How to tune numerical D? (matrix multiplication is faster in g++ vs gdc)

Mon Mar 4 09:00:06 PST 2013

On Monday, 4 March 2013 at 15:44:40 UTC, bearophile wrote:
> John Colvin:
>
>> The performance of the multiplication loops and the 
>> performance of the allocation are separate issues and should 
>> be measured as such, especially if one wants to make 
>> meaningful optimisations.
>
> If you want to improve the D compiler, druntime, etc, then I 
> agree you have to separate the variables and test them one at a 
> time. But if you are comparing languages+runtimes+libraries 
> then it's better to not cheat, and test the whole running 
> (warmed) time.
>
> Bye,
> bearophile

I disagree.
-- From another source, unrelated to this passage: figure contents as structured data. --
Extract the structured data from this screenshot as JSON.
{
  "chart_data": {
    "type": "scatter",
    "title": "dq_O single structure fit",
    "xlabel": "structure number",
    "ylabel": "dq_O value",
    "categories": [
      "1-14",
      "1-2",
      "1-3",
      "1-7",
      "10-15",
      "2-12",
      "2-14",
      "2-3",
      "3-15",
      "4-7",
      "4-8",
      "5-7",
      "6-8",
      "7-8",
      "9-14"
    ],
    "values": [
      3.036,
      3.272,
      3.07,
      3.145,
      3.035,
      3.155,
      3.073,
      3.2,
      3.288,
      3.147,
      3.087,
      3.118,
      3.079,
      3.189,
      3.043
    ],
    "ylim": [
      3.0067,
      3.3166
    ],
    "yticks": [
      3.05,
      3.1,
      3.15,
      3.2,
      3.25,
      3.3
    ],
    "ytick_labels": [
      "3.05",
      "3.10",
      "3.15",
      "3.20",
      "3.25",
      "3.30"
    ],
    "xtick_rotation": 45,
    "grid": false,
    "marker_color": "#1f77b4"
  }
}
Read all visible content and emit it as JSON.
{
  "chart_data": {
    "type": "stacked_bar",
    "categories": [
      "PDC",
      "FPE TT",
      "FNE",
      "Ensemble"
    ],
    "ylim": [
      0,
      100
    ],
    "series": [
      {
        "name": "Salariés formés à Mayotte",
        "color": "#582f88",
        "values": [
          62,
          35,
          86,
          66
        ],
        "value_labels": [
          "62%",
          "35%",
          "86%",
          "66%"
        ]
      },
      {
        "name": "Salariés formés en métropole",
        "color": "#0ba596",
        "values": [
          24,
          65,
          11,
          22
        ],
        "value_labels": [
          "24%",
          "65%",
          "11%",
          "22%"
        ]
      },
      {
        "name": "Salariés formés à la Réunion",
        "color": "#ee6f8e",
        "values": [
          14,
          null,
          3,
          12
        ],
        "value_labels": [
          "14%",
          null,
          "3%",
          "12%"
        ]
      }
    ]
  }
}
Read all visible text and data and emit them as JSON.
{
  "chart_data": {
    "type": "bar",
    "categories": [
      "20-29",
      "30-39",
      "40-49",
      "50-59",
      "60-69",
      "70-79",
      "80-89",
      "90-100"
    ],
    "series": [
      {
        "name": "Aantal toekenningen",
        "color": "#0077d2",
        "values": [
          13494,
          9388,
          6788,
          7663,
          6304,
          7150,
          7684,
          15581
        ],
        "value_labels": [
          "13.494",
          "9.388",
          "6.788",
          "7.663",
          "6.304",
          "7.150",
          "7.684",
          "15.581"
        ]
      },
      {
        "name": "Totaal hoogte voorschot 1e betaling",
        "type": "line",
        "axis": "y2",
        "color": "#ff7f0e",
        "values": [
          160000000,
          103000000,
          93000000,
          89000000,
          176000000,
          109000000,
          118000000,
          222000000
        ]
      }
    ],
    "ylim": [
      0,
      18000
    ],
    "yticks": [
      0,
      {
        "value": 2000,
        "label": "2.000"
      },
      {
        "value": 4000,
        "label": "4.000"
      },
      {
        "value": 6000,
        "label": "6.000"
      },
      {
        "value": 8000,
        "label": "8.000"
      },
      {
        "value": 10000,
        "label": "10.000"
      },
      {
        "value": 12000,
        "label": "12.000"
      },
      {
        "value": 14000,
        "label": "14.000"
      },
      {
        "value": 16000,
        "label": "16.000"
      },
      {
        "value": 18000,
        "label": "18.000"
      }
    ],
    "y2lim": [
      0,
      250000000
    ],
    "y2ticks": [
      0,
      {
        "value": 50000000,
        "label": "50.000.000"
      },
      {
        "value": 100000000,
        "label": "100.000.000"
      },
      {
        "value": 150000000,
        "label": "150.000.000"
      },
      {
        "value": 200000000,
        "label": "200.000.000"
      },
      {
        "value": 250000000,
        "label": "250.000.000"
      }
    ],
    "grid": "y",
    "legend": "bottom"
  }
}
Information about which parts of the code are running 
fast and which are running slow is critical to optimisation. If 
you don't know whether it's the D memory allocation that's slow 
or the D multiplication loops, you're trying to optimise 
blindfolded.

Even if all your doing is a comparison, it's a lot more useful to 
know *where* the slowdown is happening so that you can make a 
meaningful analysis of the results.

Enter a strange example:
I found that malloced multi-dim arrays were considerably faster 
to iterate over and assign to than D gc slices, even with the gc 
disable after allocation and bounds checks turned off.

If I hadn't bothered to do separate timings of the allocation and 
iteration, I would never have noticed this effect and instead 
written it off as purely "malloc is faster at allocating than the 
GC"